Most leakage current is usually under 10mA or so and more like 2mA if you are dealing with PLC outputs. The snubber device pulls this current to ground and away from the coil. It's good practice to put this in but they are not always needed. I don't know of a case where putting them in is a bad thing. I use them as needed depending upon the application. I tend to notice that the smaller ice cube relays are the only relays sensitive enough be pulled in or even 'buzz' from leakage current.

If you are dealing with DC the device could be a diode. When coils turn off the field collapses and this can create an inductive kick. If you are using relays to drive other relays it can help to prolong contact life if the inductive effect is reduced.
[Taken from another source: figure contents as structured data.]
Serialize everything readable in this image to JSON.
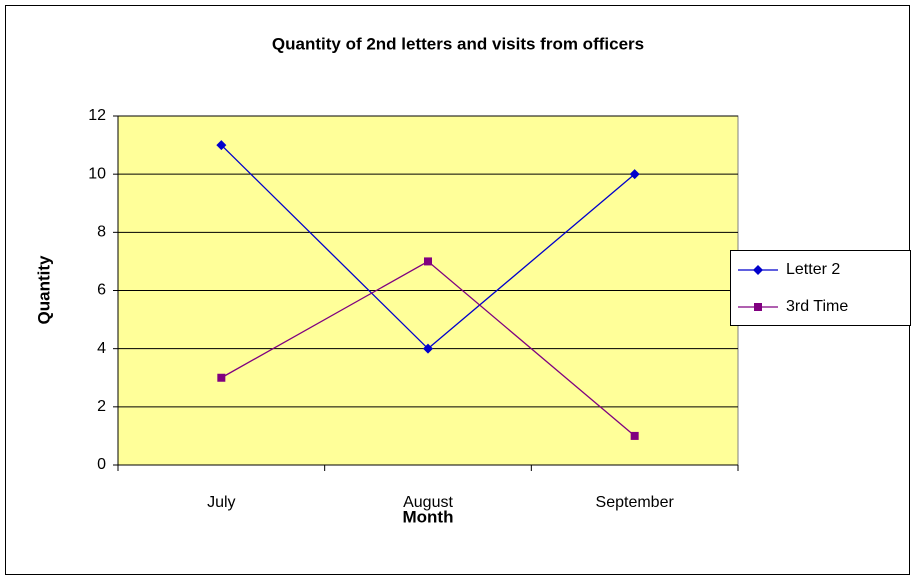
{
  "chart_data": {
    "type": "line",
    "title": "Quantity of 2nd letters and visits from officers",
    "x_label": "Month",
    "y_label": "Quantity",
    "categories": [
      "July",
      "August",
      "September"
    ],
    "series": [
      {
        "name": "Letter 2",
        "color": "#0000cc",
        "marker": "diamond",
        "values": [
          11,
          4,
          10
        ]
      },
      {
        "name": "3rd Time",
        "color": "#800080",
        "marker": "square",
        "values": [
          3,
          7,
          1
        ]
      }
    ],
    "ylim": [
      0,
      12
    ],
    "yticks": [
      0,
      2,
      4,
      6,
      8,
      10,
      12
    ],
    "grid": true,
    "plot_background": "#ffff99",
    "legend": "right"
  }
}
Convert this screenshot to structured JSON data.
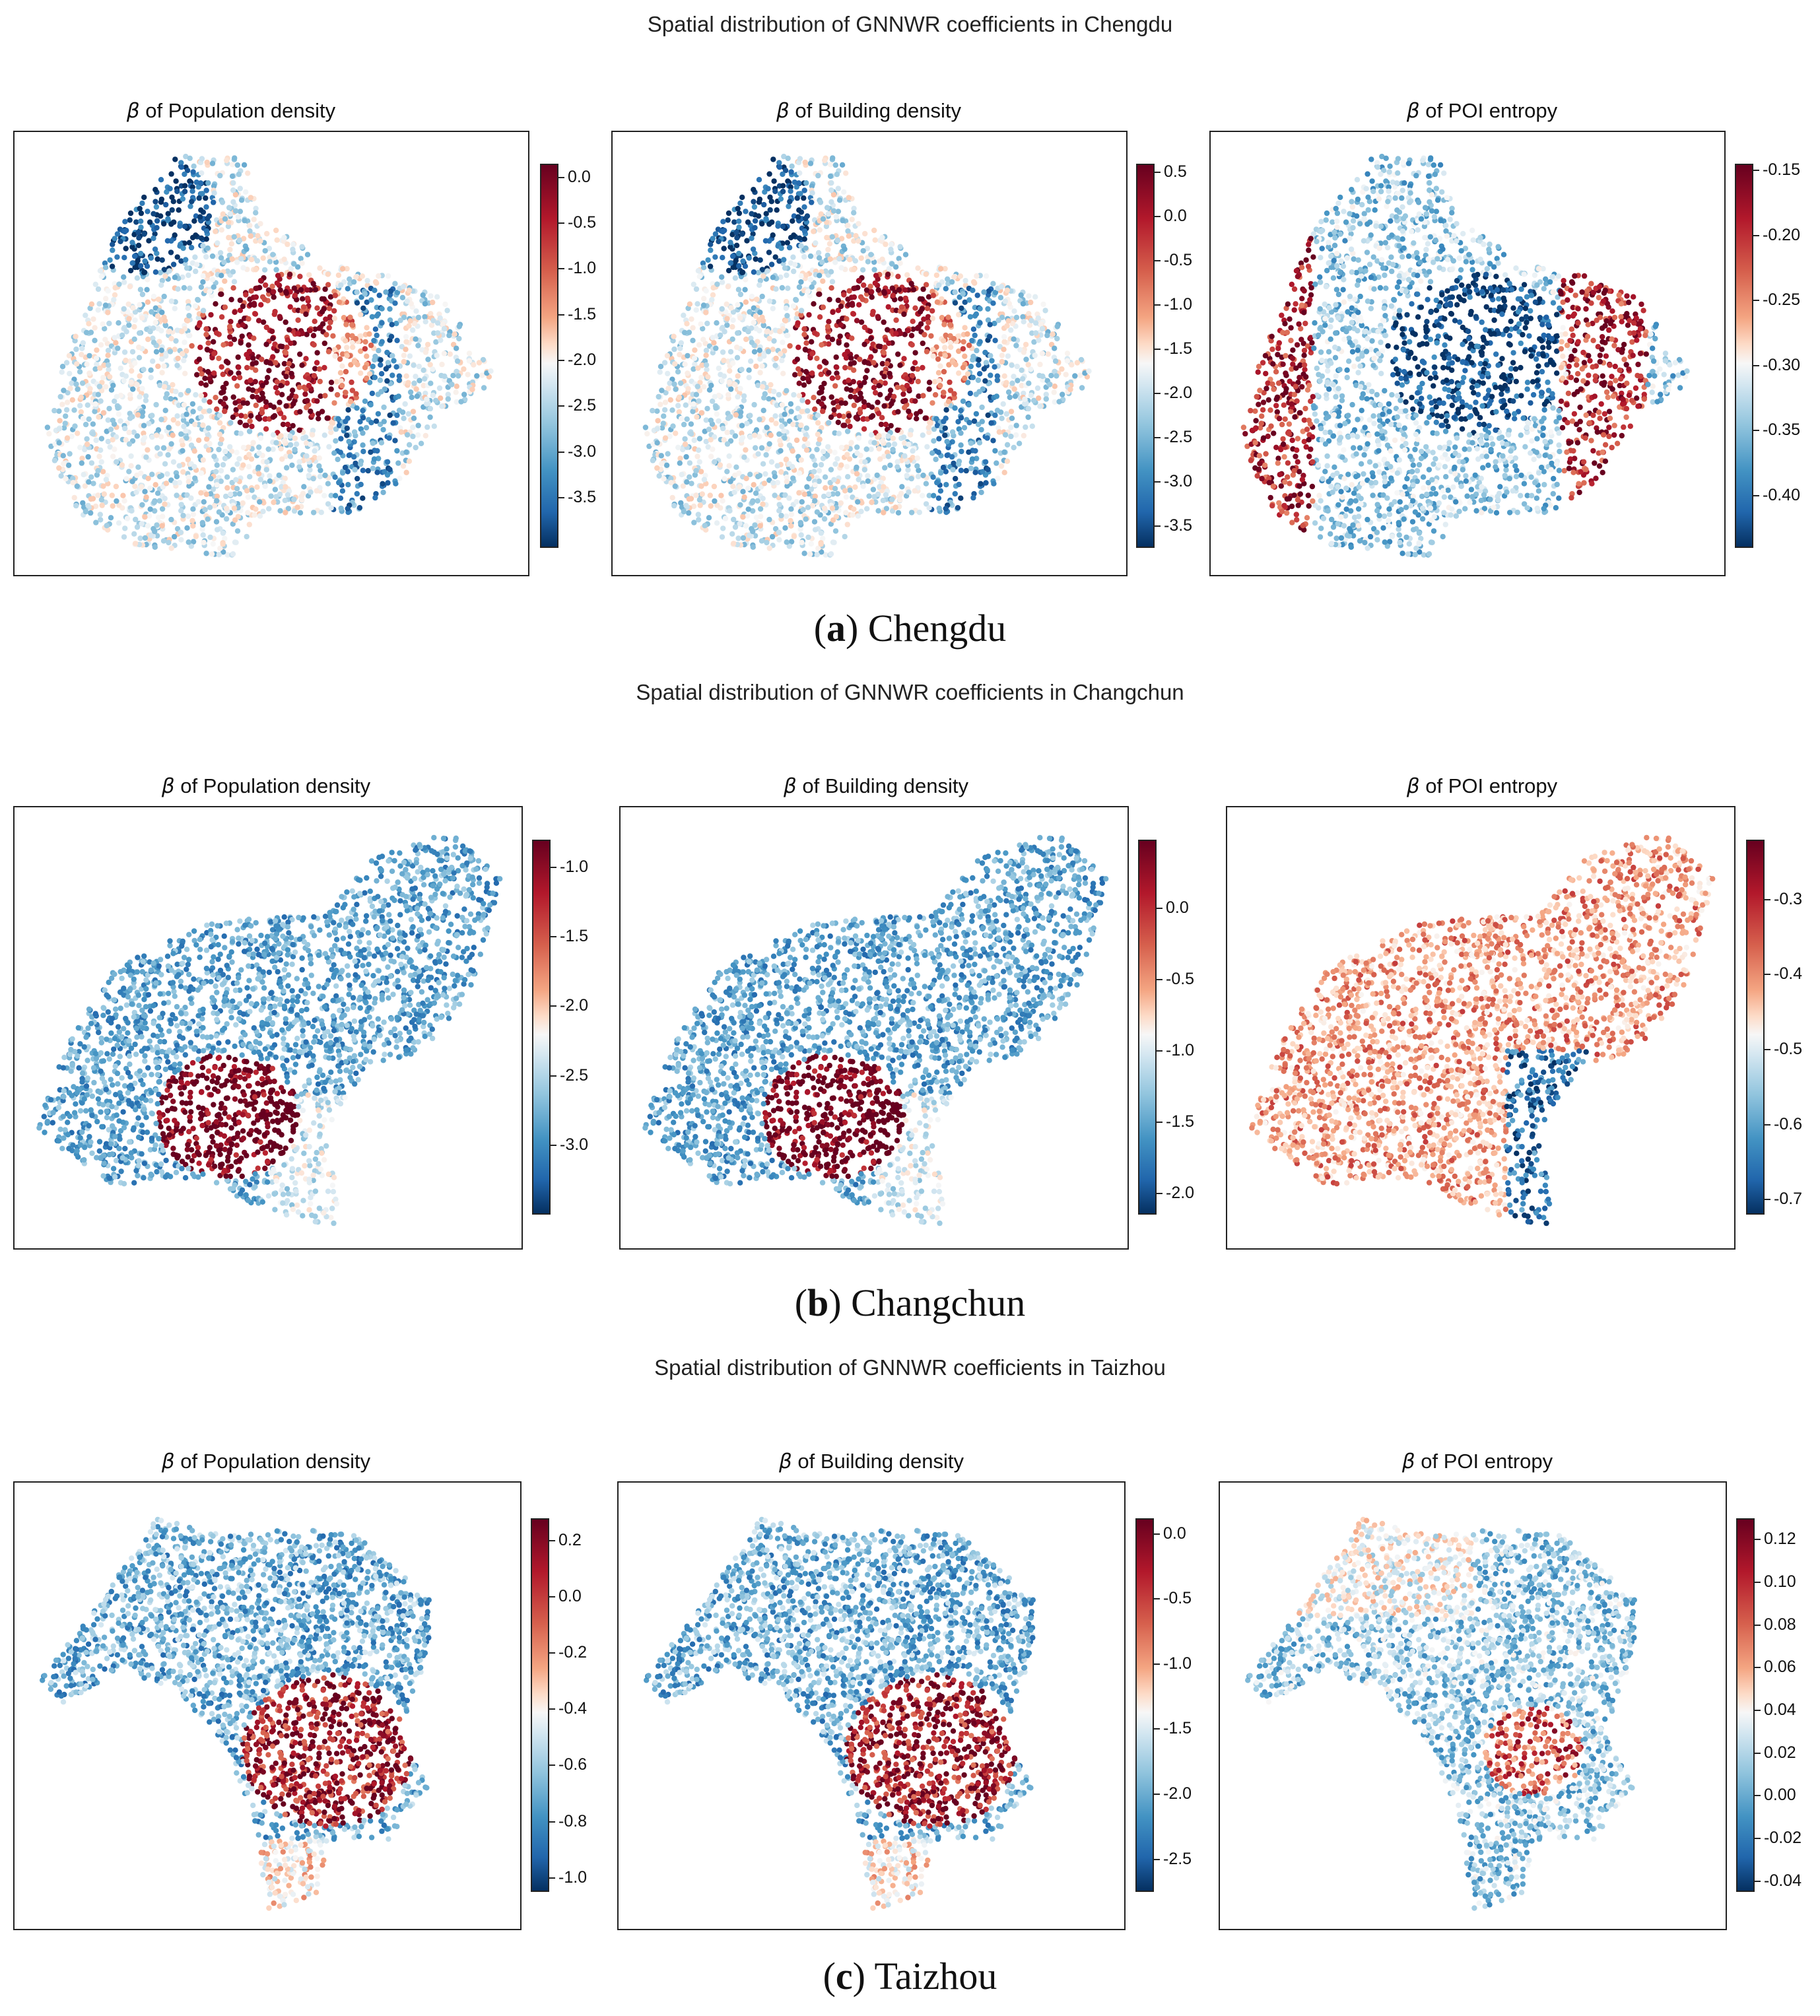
{
  "figure": {
    "sections": [
      {
        "title": "Spatial distribution of GNNWR coefficients in Chengdu",
        "caption_letter": "a",
        "caption_city": "Chengdu",
        "panels": [
          {
            "title_beta": "β",
            "title_rest": " of Population density",
            "colorbar": {
              "range": [
                -4.05,
                0.15
              ],
              "ticks": [
                "0.0",
                "-0.5",
                "-1.0",
                "-1.5",
                "-2.0",
                "-2.5",
                "-3.0",
                "-3.5"
              ],
              "values": [
                0.0,
                -0.5,
                -1.0,
                -1.5,
                -2.0,
                -2.5,
                -3.0,
                -3.5
              ]
            }
          },
          {
            "title_beta": "β",
            "title_rest": " of Building density",
            "colorbar": {
              "range": [
                -3.75,
                0.6
              ],
              "ticks": [
                "0.5",
                "0.0",
                "-0.5",
                "-1.0",
                "-1.5",
                "-2.0",
                "-2.5",
                "-3.0",
                "-3.5"
              ],
              "values": [
                0.5,
                0.0,
                -0.5,
                -1.0,
                -1.5,
                -2.0,
                -2.5,
                -3.0,
                -3.5
              ]
            }
          },
          {
            "title_beta": "β",
            "title_rest": " of POI entropy",
            "colorbar": {
              "range": [
                -0.44,
                -0.145
              ],
              "ticks": [
                "-0.15",
                "-0.20",
                "-0.25",
                "-0.30",
                "-0.35",
                "-0.40"
              ],
              "values": [
                -0.15,
                -0.2,
                -0.25,
                -0.3,
                -0.35,
                -0.4
              ]
            }
          }
        ]
      },
      {
        "title": "Spatial distribution of GNNWR coefficients in Changchun",
        "caption_letter": "b",
        "caption_city": "Changchun",
        "panels": [
          {
            "title_beta": "β",
            "title_rest": " of Population density",
            "colorbar": {
              "range": [
                -3.5,
                -0.8
              ],
              "ticks": [
                "-1.0",
                "-1.5",
                "-2.0",
                "-2.5",
                "-3.0"
              ],
              "values": [
                -1.0,
                -1.5,
                -2.0,
                -2.5,
                -3.0
              ]
            }
          },
          {
            "title_beta": "β",
            "title_rest": " of Building density",
            "colorbar": {
              "range": [
                -2.15,
                0.48
              ],
              "ticks": [
                "0.0",
                "-0.5",
                "-1.0",
                "-1.5",
                "-2.0"
              ],
              "values": [
                0.0,
                -0.5,
                -1.0,
                -1.5,
                -2.0
              ]
            }
          },
          {
            "title_beta": "β",
            "title_rest": " of POI entropy",
            "colorbar": {
              "range": [
                -0.72,
                -0.22
              ],
              "ticks": [
                "-0.3",
                "-0.4",
                "-0.5",
                "-0.6",
                "-0.7"
              ],
              "values": [
                -0.3,
                -0.4,
                -0.5,
                -0.6,
                -0.7
              ]
            }
          }
        ]
      },
      {
        "title": "Spatial distribution of GNNWR coefficients in Taizhou",
        "caption_letter": "c",
        "caption_city": "Taizhou",
        "panels": [
          {
            "title_beta": "β",
            "title_rest": " of Population density",
            "colorbar": {
              "range": [
                -1.05,
                0.28
              ],
              "ticks": [
                "0.2",
                "0.0",
                "-0.2",
                "-0.4",
                "-0.6",
                "-0.8",
                "-1.0"
              ],
              "values": [
                0.2,
                0.0,
                -0.2,
                -0.4,
                -0.6,
                -0.8,
                -1.0
              ]
            }
          },
          {
            "title_beta": "β",
            "title_rest": " of Building density",
            "colorbar": {
              "range": [
                -2.75,
                0.12
              ],
              "ticks": [
                "0.0",
                "-0.5",
                "-1.0",
                "-1.5",
                "-2.0",
                "-2.5"
              ],
              "values": [
                0.0,
                -0.5,
                -1.0,
                -1.5,
                -2.0,
                -2.5
              ]
            }
          },
          {
            "title_beta": "β",
            "title_rest": " of POI entropy",
            "colorbar": {
              "range": [
                -0.045,
                0.13
              ],
              "ticks": [
                "0.12",
                "0.10",
                "0.08",
                "0.06",
                "0.04",
                "0.02",
                "0.00",
                "-0.02",
                "-0.04"
              ],
              "values": [
                0.12,
                0.1,
                0.08,
                0.06,
                0.04,
                0.02,
                0.0,
                -0.02,
                -0.04
              ]
            }
          }
        ]
      }
    ]
  },
  "chart_data": [
    {
      "type": "heatmap",
      "title": "Spatial distribution of GNNWR coefficients in Chengdu",
      "subplots": [
        {
          "title": "β of Population density",
          "colorbar_range": [
            -4.05,
            0.15
          ],
          "colormap": "RdBu_r",
          "note": "high (red) cluster in city center, low (blue) on north-west edge"
        },
        {
          "title": "β of Building density",
          "colorbar_range": [
            -3.75,
            0.6
          ],
          "colormap": "RdBu_r",
          "note": "red center, blue north-west and east ridge"
        },
        {
          "title": "β of POI entropy",
          "colorbar_range": [
            -0.44,
            -0.145
          ],
          "colormap": "RdBu_r",
          "note": "blue center, red west and east ridge"
        }
      ]
    },
    {
      "type": "heatmap",
      "title": "Spatial distribution of GNNWR coefficients in Changchun",
      "subplots": [
        {
          "title": "β of Population density",
          "colorbar_range": [
            -3.5,
            -0.8
          ],
          "colormap": "RdBu_r",
          "note": "red core in south-center, blue elsewhere"
        },
        {
          "title": "β of Building density",
          "colorbar_range": [
            -2.15,
            0.48
          ],
          "colormap": "RdBu_r",
          "note": "red core, blue elsewhere"
        },
        {
          "title": "β of POI entropy",
          "colorbar_range": [
            -0.72,
            -0.22
          ],
          "colormap": "RdBu_r",
          "note": "mostly red, blue corridor south-east"
        }
      ]
    },
    {
      "type": "heatmap",
      "title": "Spatial distribution of GNNWR coefficients in Taizhou",
      "subplots": [
        {
          "title": "β of Population density",
          "colorbar_range": [
            -1.05,
            0.28
          ],
          "colormap": "RdBu_r",
          "note": "red in south-east lobe, blue north-west"
        },
        {
          "title": "β of Building density",
          "colorbar_range": [
            -2.75,
            0.12
          ],
          "colormap": "RdBu_r",
          "note": "red in south-east lobe, blue north-west"
        },
        {
          "title": "β of POI entropy",
          "colorbar_range": [
            -0.045,
            0.13
          ],
          "colormap": "RdBu_r",
          "note": "mixed, red pockets north and south-east"
        }
      ]
    }
  ]
}
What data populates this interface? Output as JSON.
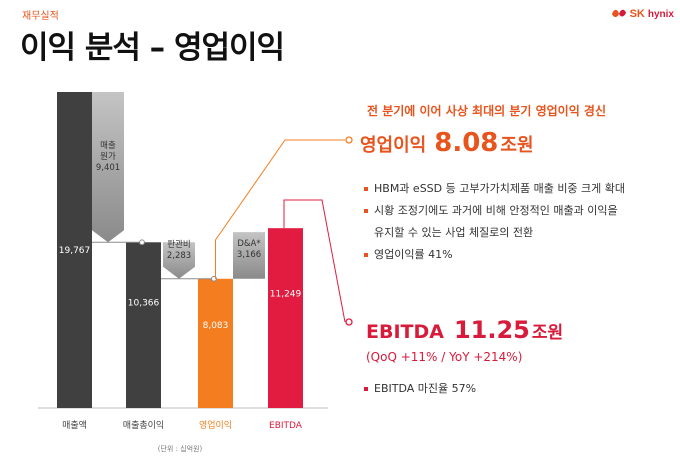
{
  "header": {
    "section_label": "재무실적",
    "title": "이익 분석 – 영업이익",
    "brand_sk": "SK",
    "brand_sub": "hynix"
  },
  "chart_data": {
    "type": "bar",
    "subtype": "waterfall",
    "categories": [
      "매출액",
      "매출총이익",
      "영업이익",
      "EBITDA"
    ],
    "values": [
      19767,
      10366,
      8083,
      11249
    ],
    "value_labels": [
      "19,767",
      "10,366",
      "8,083",
      "11,249"
    ],
    "bridges": [
      {
        "label_lines": [
          "매출",
          "원가",
          "9,401"
        ],
        "value": 9401
      },
      {
        "label_lines": [
          "판관비",
          "2,283"
        ],
        "value": 2283
      },
      {
        "label_lines": [
          "D&A*",
          "3,166"
        ],
        "value": 3166
      }
    ],
    "unit_note": "(단위 : 십억원)",
    "ylim": [
      0,
      19767
    ],
    "colors": {
      "dark": "#404040",
      "gray": "#9a9a9a",
      "orange": "#f47d20",
      "red": "#e21c40",
      "label_orange": "#f08020",
      "label_red": "#d81b3b"
    }
  },
  "annotation": {
    "headline": "전 분기에 이어 사상 최대의 분기 영업이익 경신",
    "op": {
      "label": "영업이익",
      "value": "8.08",
      "unit": "조원"
    },
    "bullets": [
      [
        "HBM과 eSSD 등 고부가가치제품 매출 비중 크게 확대"
      ],
      [
        "시황 조정기에도 과거에 비해 안정적인 매출과 이익을",
        "유지할 수 있는 사업 체질로의 전환"
      ],
      [
        "영업이익률 41%"
      ]
    ],
    "ebitda": {
      "label": "EBITDA",
      "value": "11.25",
      "unit": "조원",
      "growth": "(QoQ +11% / YoY +214%)"
    },
    "ebitda_bullet": "EBITDA 마진율 57%"
  }
}
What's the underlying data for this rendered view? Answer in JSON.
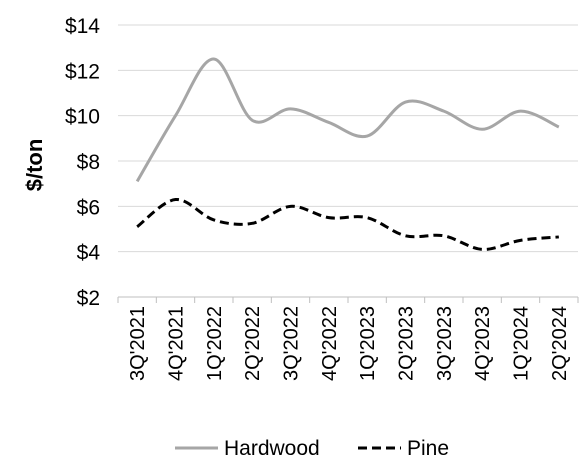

In DC land putting a diode across the coil causes this field to short through the diode which minimizes the big blue flash across the contact. Putting a voltage sensistive snubber can prolong contact life.

I'd do not put snubbers on contactors. They usually have enough resistance to pull the leakage current to ground.

RSlater,

RSmike


----------



## bruce6670 (Apr 27, 2010)

Thanks for the detailed response. 

The contactors were AC and were for several different purposes. They controlled different operations on a draw bridge. To the best of my knowledge, most of them were control by the PLC.


----------